Keylyn Filewich (right), the former UBC Thunderbirds post, has gone back to her hometown roots as a fifth-year transfer for the Winnipeg Wesmen, who play Thursday at the Langley Events Centre against the Trinity Western Spartans. (Photo by Bob Frid property of UBC athletics 2021. All Rights Reserved)

“It’s an intimidating roster and their style of play, their defensive intensity, and just their…  they play with that attack-mode kind of mentality,” says Jean-Paul. “So to host them is a great opportunity for us on learning how to withstand the pressure they will impose.”

And off course the first place most will look is in that re-introduction Fransson will get to Filewich in the post.

“For Nicole to play against one of the best posts in the country is great leading into our regular season,” said Jean-Paul, casting one eye ahead to the conference openers Oct. 28 at UBC (6 p.m.), and the Spartans league home opener the next night at the LEC against the Victoria Vikes.
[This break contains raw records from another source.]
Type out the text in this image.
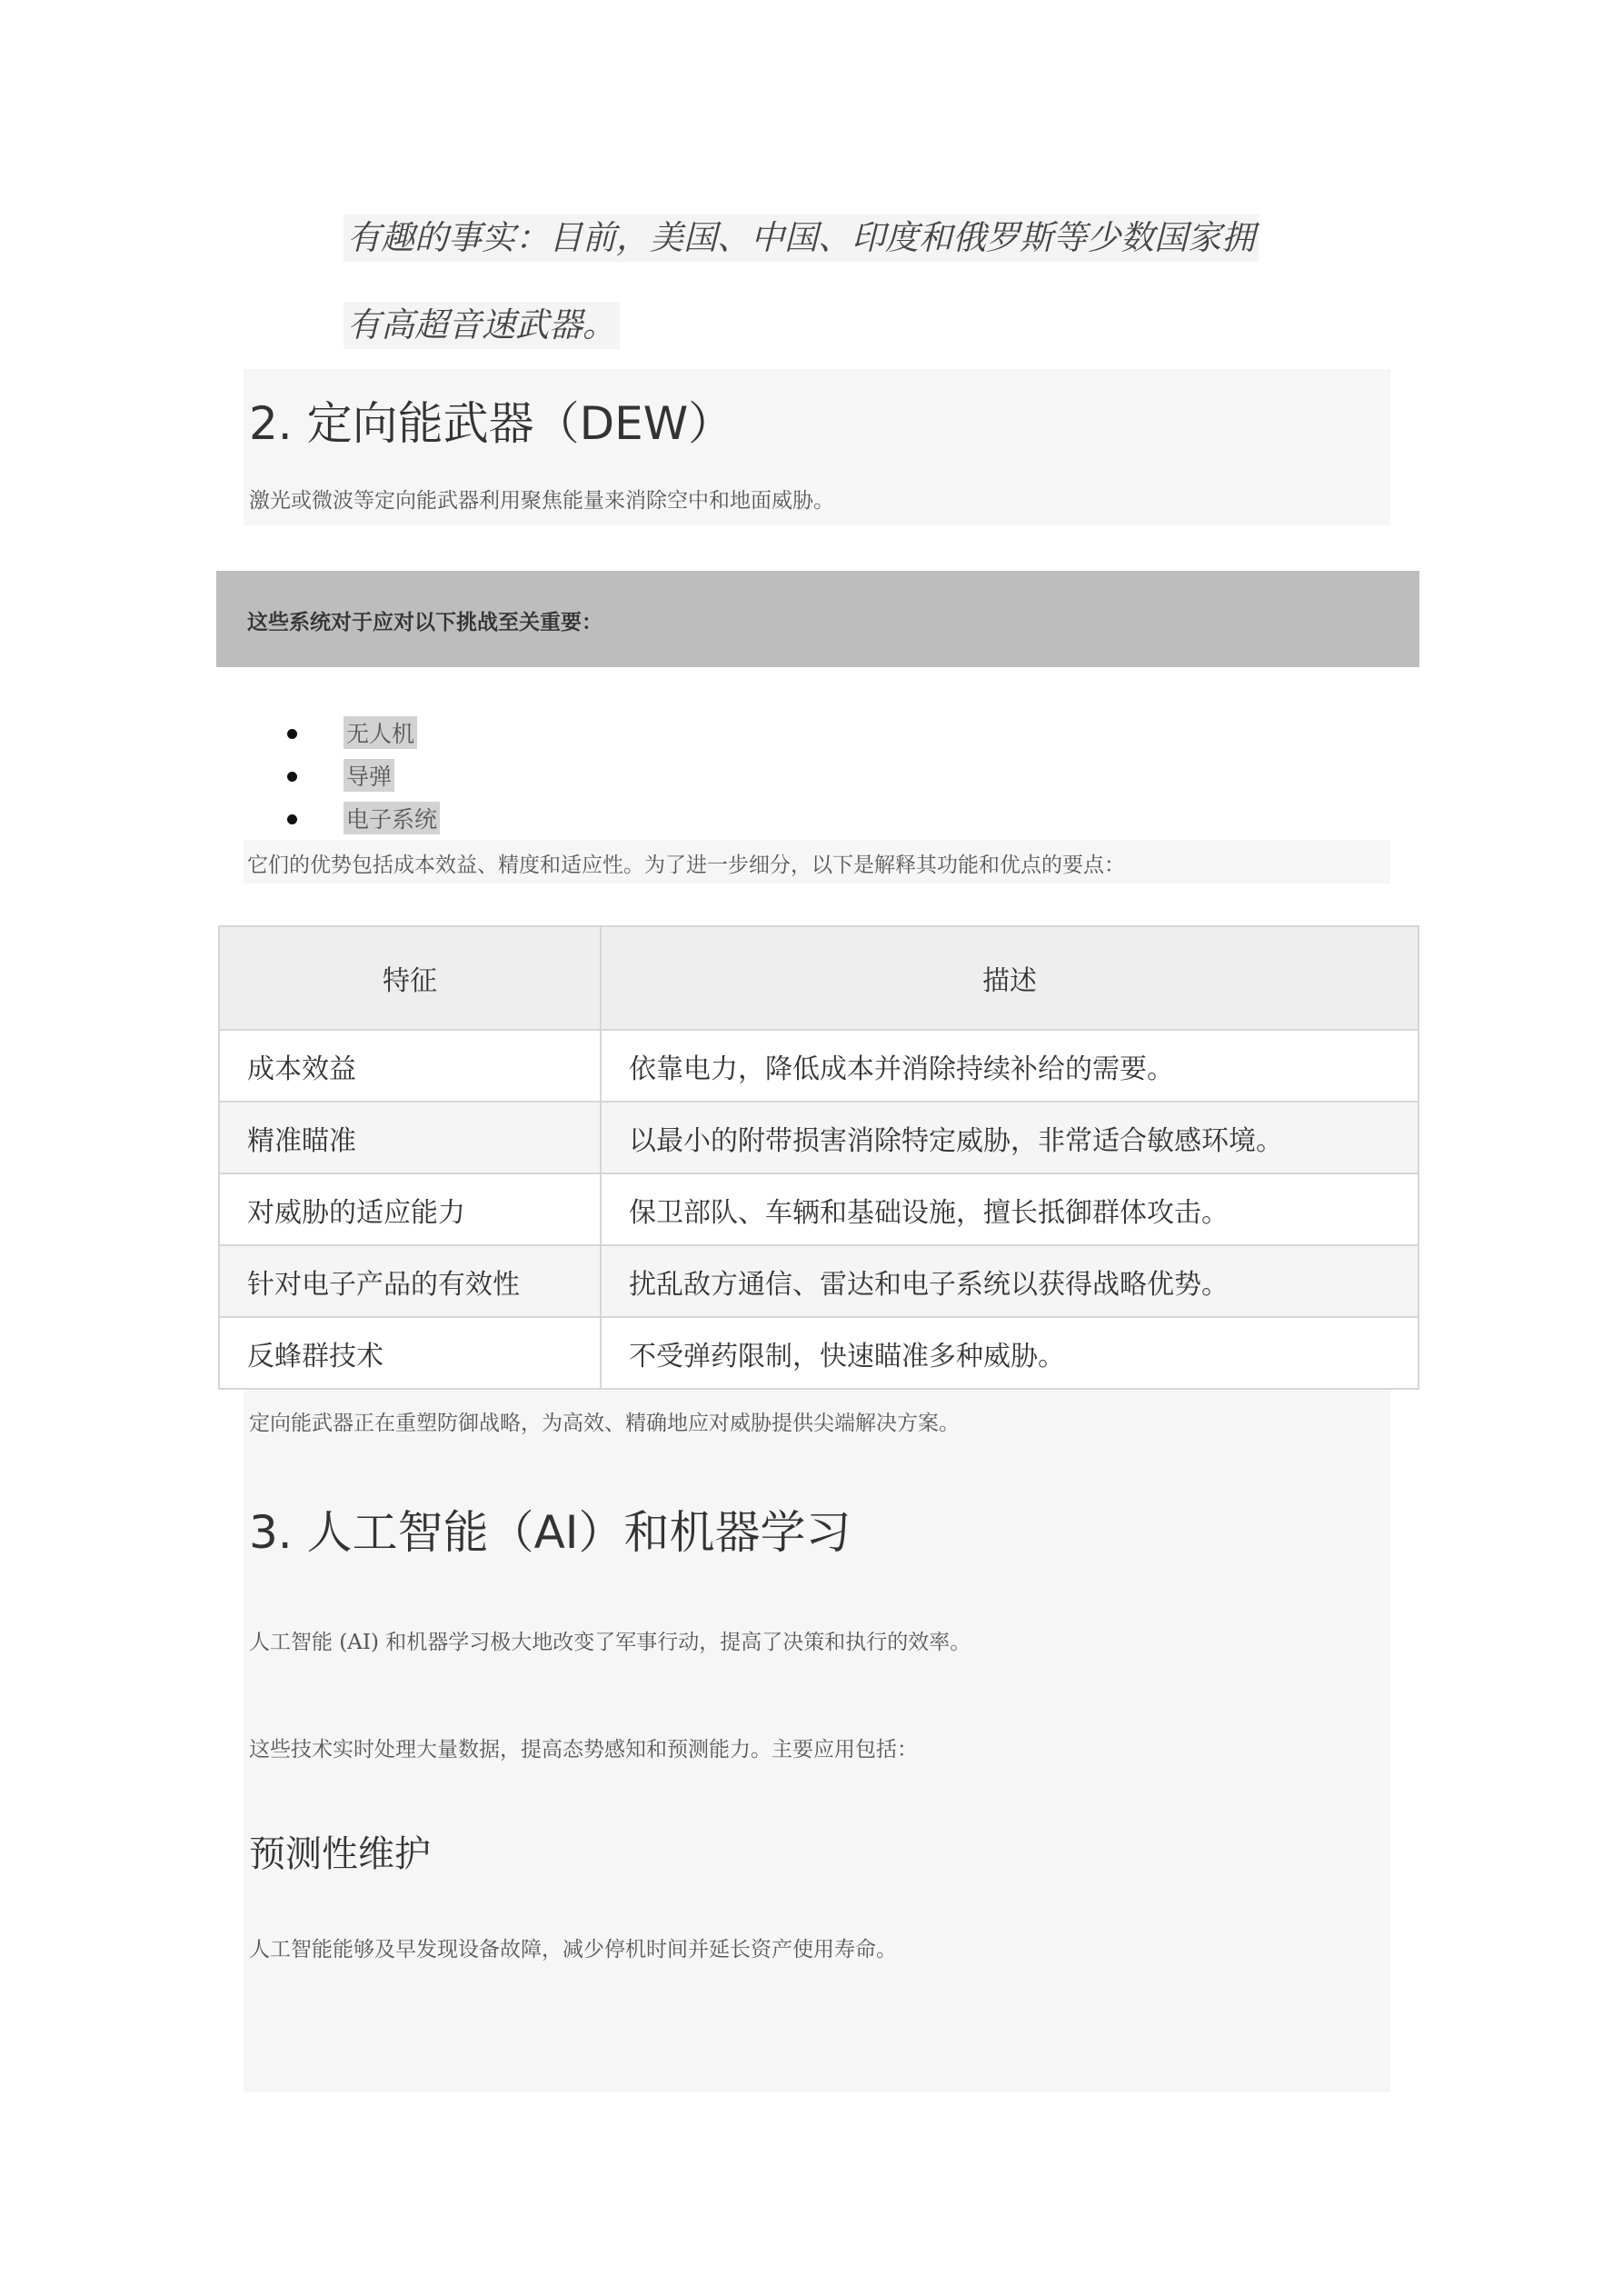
有趣的事实：目前，美国、中国、印度和俄罗斯等少数国家拥
有高超音速武器。
2. 定向能武器（DEW）
激光或微波等定向能武器利用聚焦能量来消除空中和地面威胁。
这些系统对于应对以下挑战至关重要：
无人机
导弹
电子系统
它们的优势包括成本效益、精度和适应性。为了进一步细分，以下是解释其功能和优点的要点：
特征	描述
成本效益	依靠电力，降低成本并消除持续补给的需要。
精准瞄准	以最小的附带损害消除特定威胁，非常适合敏感环境。
对威胁的适应能力	保卫部队、车辆和基础设施，擅长抵御群体攻击。
针对电子产品的有效性	扰乱敌方通信、雷达和电子系统以获得战略优势。
反蜂群技术	不受弹药限制，快速瞄准多种威胁。
定向能武器正在重塑防御战略，为高效、精确地应对威胁提供尖端解决方案。
3. 人工智能（AI）和机器学习
人工智能 (AI) 和机器学习极大地改变了军事行动，提高了决策和执行的效率。
这些技术实时处理大量数据，提高态势感知和预测能力。主要应用包括：
预测性维护
人工智能能够及早发现设备故障，减少停机时间并延长资产使用寿命。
Both will tip at 6 p.m.

“It’s (Winnipeg’s) post play, it’s their guard play, their ability to shoot it, how they play defence and make you earn every point,” re-inforced Jean-Paul.

“If there are weaknesses after our last week of practice, they will reveal themselves, and then we’ve got two weeks to get ready for the B.C. Division. Winnipeg will give us the chance to see a little bit of everything.”